Na minha ótica num Estado de Direito deve haver um equilíbrio significativo e adequado entre os direitos fundamentais, e os deveres que cada cidadão tem, sem aviltar a dignidade humana, que é o valor basilar da Carta dos Direitos Fundamentais da União Europeia.
Na ausência de segurança e garantia jurídica dos quadros jurídicos nacionais em matéria de conservação de dados, existe o risco de os órgãos de polícia não conseguirem aceder a provas importantes necessárias para identificar, prevenir, investigar e reprimir crimes – e por isto, como pode o Governo dar como prioridade o investimento em medidas de prevenção?
É irrefutável que a prevenção é o melhor instrumento de combate à violência e à prática de ilícitos, o que significa reduzir as causas que lhe dão origem, atuando ao nível do indivíduo, das suas relações familiares e sociais, da comunidade local e da sociedade em geral.
Ao longo das últimas décadas, foram sendo criados e implementados diversos instrumentos de prevenção, impondo-se, face aos desafios atuais, a adoção de uma visão mais integrada, holística e sistémica, reforçando a sua implementação e potenciando os seus impactos.
Nesta perspetiva, a tutela das Forças de Segurança deu primazia à valorização das funções policiais, designadamente aquelas que implicam uma maior proximidade com o cidadão, no quadro de um modelo de policiamento proativo, no entanto, em consequência da falta de aposta na formação contínua, por via das parcas condições socioeconómicas que os agentes vivem no seu quotidiano, das más condições dos locais de trabalho, e da falta de lideres capazes, nota-se uma enorme frustração e letargia, que leva alguns (num aumento gradual) a abandonar as fileiras, e que retrata e espelha para os jovens uma profissão em nada recompensante, perdendo por isso futuros candidatos.
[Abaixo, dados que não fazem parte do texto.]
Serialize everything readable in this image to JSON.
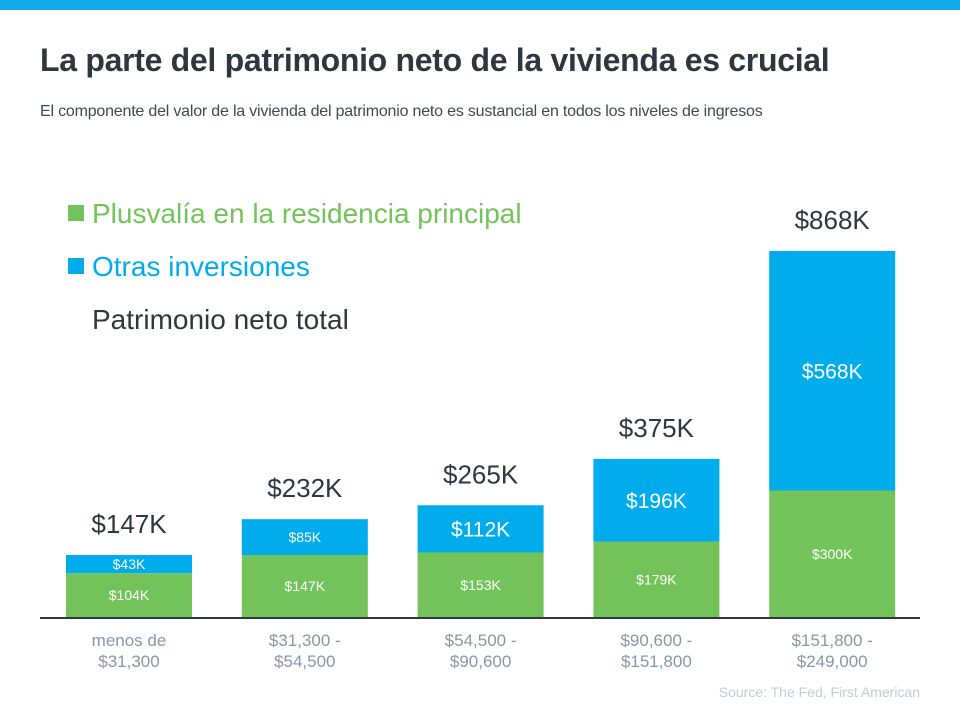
{
  "title": "La parte del patrimonio neto de la vivienda es crucial",
  "subtitle": "El componente del valor de la vivienda del patrimonio neto es sustancial en todos los niveles de ingresos",
  "source": "Source: The Fed, First American",
  "colors": {
    "equity": "#74c35a",
    "other": "#00acec",
    "bar_bg": "#12aaeb"
  },
  "chart_data": {
    "type": "bar",
    "stacked": true,
    "title": "La parte del patrimonio neto de la vivienda es crucial",
    "categories": [
      [
        "menos de",
        "$31,300"
      ],
      [
        "$31,300 -",
        "$54,500"
      ],
      [
        "$54,500 -",
        "$90,600"
      ],
      [
        "$90,600 -",
        "$151,800"
      ],
      [
        "$151,800 -",
        "$249,000"
      ]
    ],
    "series": [
      {
        "name": "Plusvalía en la residencia principal",
        "values": [
          104,
          147,
          153,
          179,
          300
        ],
        "labels": [
          "$104K",
          "$147K",
          "$153K",
          "$179K",
          "$300K"
        ]
      },
      {
        "name": "Otras inversiones",
        "values": [
          43,
          85,
          112,
          196,
          568
        ],
        "labels": [
          "$43K",
          "$85K",
          "$112K",
          "$196K",
          "$568K"
        ]
      }
    ],
    "totals": {
      "name": "Patrimonio neto total",
      "values": [
        147,
        232,
        265,
        375,
        868
      ],
      "labels": [
        "$147K",
        "$232K",
        "$265K",
        "$375K",
        "$868K"
      ]
    },
    "ylim": [
      0,
      868
    ],
    "legend": "top-left",
    "grid": false
  }
}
A prevenção criminal não pode funcionar somente através de um modelo de policiamento de proximidade, ainda para mais, sem meios humanos disponíveis para essa finalidade, atente-se que hoje em dia só temos patrulhas apeadas (que sempre foram a melhor forma de
policiamento de proximidade com a população) nas capitais (essencialmente realizadas pelas Polícias Municipais), ou no interior do País.
Da teoria redigida pelos Governos à prática/realidade…
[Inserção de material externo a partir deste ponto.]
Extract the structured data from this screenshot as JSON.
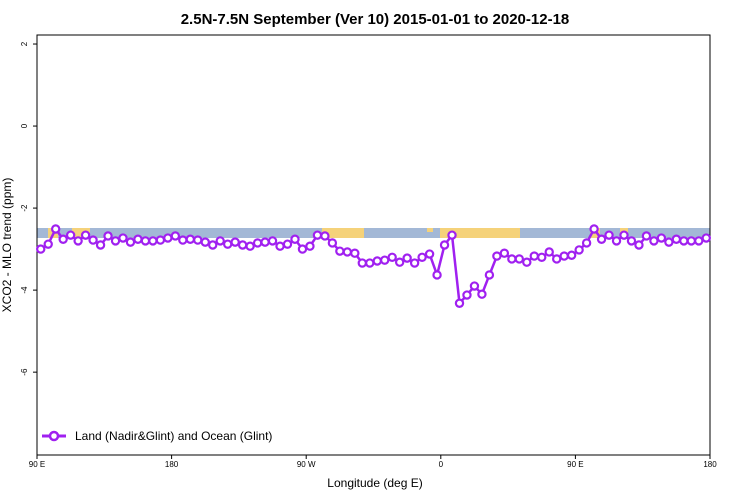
{
  "chart_data": {
    "type": "line",
    "title": "2.5N-7.5N September (Ver 10)   2015-01-01 to 2020-12-18",
    "x_label": "Longitude (deg E)",
    "y_label": "XCO2 - MLO trend (ppm)",
    "legend": "bottom-left",
    "xlim": [
      90,
      540
    ],
    "ylim": [
      -8.02,
      2.22
    ],
    "xticks": [
      {
        "value": 90,
        "label": "90 E"
      },
      180,
      {
        "value": 270,
        "label": "90 W"
      },
      {
        "value": 360,
        "label": "0"
      },
      {
        "value": 450,
        "label": "90 E"
      },
      {
        "value": 540,
        "label": "180"
      }
    ],
    "yticks": [
      2,
      0,
      -2,
      -4,
      -6
    ],
    "x": [
      92.5,
      97.5,
      102.5,
      107.5,
      112.5,
      117.5,
      122.5,
      127.5,
      132.5,
      137.5,
      142.5,
      147.5,
      152.5,
      157.5,
      162.5,
      167.5,
      172.5,
      177.5,
      182.5,
      187.5,
      192.5,
      197.5,
      202.5,
      207.5,
      212.5,
      217.5,
      222.5,
      227.5,
      232.5,
      237.5,
      242.5,
      247.5,
      252.5,
      257.5,
      262.5,
      267.5,
      272.5,
      277.5,
      282.5,
      287.5,
      292.5,
      297.5,
      302.5,
      307.5,
      312.5,
      317.5,
      322.5,
      327.5,
      332.5,
      337.5,
      342.5,
      347.5,
      352.5,
      357.5,
      362.5,
      367.5,
      372.5,
      377.5,
      382.5,
      387.5,
      392.5,
      397.5,
      402.5,
      407.5,
      412.5,
      417.5,
      422.5,
      427.5,
      432.5,
      437.5,
      442.5,
      447.5,
      452.5,
      457.5,
      462.5,
      467.5,
      472.5,
      477.5,
      482.5,
      487.5,
      492.5,
      497.5,
      502.5,
      507.5,
      512.5,
      517.5,
      522.5,
      527.5,
      532.5,
      537.5
    ],
    "series": [
      {
        "name": "Land (Nadir&Glint) and Ocean (Glint)",
        "color": "#a020f0",
        "values": [
          -3.0,
          -2.88,
          -2.51,
          -2.76,
          -2.66,
          -2.8,
          -2.66,
          -2.78,
          -2.9,
          -2.68,
          -2.8,
          -2.73,
          -2.83,
          -2.76,
          -2.8,
          -2.8,
          -2.78,
          -2.73,
          -2.68,
          -2.78,
          -2.76,
          -2.78,
          -2.83,
          -2.9,
          -2.8,
          -2.88,
          -2.83,
          -2.9,
          -2.93,
          -2.85,
          -2.83,
          -2.8,
          -2.93,
          -2.88,
          -2.76,
          -3.0,
          -2.93,
          -2.66,
          -2.68,
          -2.85,
          -3.05,
          -3.07,
          -3.1,
          -3.34,
          -3.34,
          -3.29,
          -3.27,
          -3.2,
          -3.32,
          -3.22,
          -3.34,
          -3.2,
          -3.12,
          -3.63,
          -2.9,
          -2.66,
          -4.32,
          -4.12,
          -3.9,
          -4.1,
          -3.63,
          -3.17,
          -3.1,
          -3.24,
          -3.24,
          -3.32,
          -3.17,
          -3.2,
          -3.07,
          -3.24,
          -3.17,
          -3.15,
          -3.02,
          -2.85,
          -2.51,
          -2.76,
          -2.66,
          -2.8,
          -2.66,
          -2.8,
          -2.9,
          -2.68,
          -2.8,
          -2.73,
          -2.83,
          -2.76,
          -2.8,
          -2.8,
          -2.8,
          -2.73
        ]
      }
    ]
  }
}
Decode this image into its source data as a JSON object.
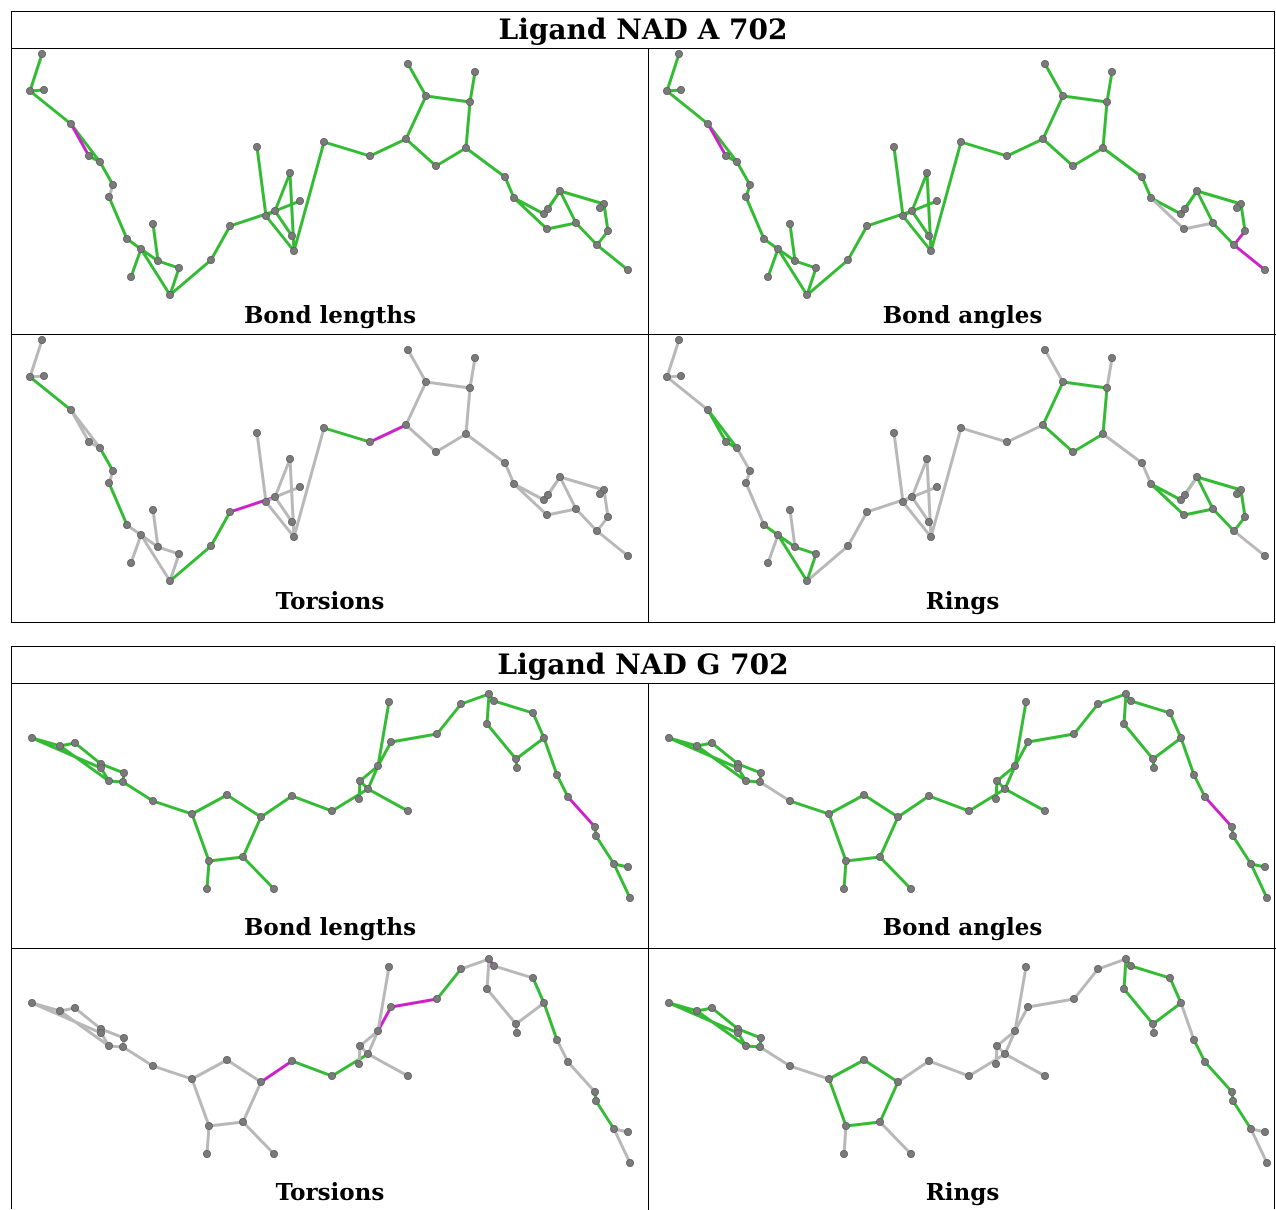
{
  "blocks": [
    {
      "title": "Ligand NAD A 702",
      "panels": [
        {
          "caption": "Bond lengths"
        },
        {
          "caption": "Bond angles"
        },
        {
          "caption": "Torsions"
        },
        {
          "caption": "Rings"
        }
      ]
    },
    {
      "title": "Ligand NAD G 702",
      "panels": [
        {
          "caption": "Bond lengths"
        },
        {
          "caption": "Bond angles"
        },
        {
          "caption": "Torsions"
        },
        {
          "caption": "Rings"
        }
      ]
    }
  ],
  "colors": {
    "good_bond": "#33bb33",
    "outlier_bond": "#cc22cc",
    "unassessed_bond": "#b8b8b8",
    "atom": "#7a7a7a"
  }
}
Iniciado com o Programa Escola Segura, o policiamento de proximidade envolve hoje largas dezenas de efetivos em ambas as Forças de Segurança, que não são em número suficiente para acompanhar crianças, jovens, idosos e outros cidadãos particularmente vulneráveis, os elementos das Forças de Segurança não são em número suficiente para conseguirem desenvolver as ações de sensibilização e reforçar as relações de confiança com as populações que protegem.
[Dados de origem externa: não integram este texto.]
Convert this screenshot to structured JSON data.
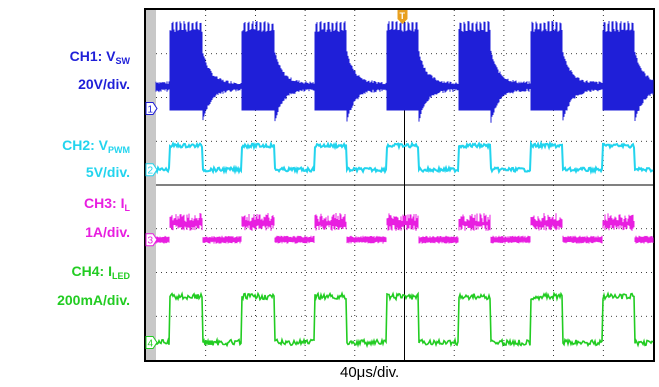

Aliado a estas problemáticas, não podemos postergar a questão da morosidade dos Tribunais, que tendo em conta o próprio conceito de tempo que é complexo, a expressão morosidade acaba por se traduzir, justificado no âmbito do Direito, num “conceito jurídico indeterminado e abstrato”, contudo este atraso tem contribuído para a deslegitimação social da máquina judicial portuguesa, a qual é encarada mais como um obstáculo do que um apoio na defesa de direitos.
Vivemos num País com uma cultura de impunidade, nepotismo e amiguismo, que tem feito de Portugal um país pobre e subdesenvolvido.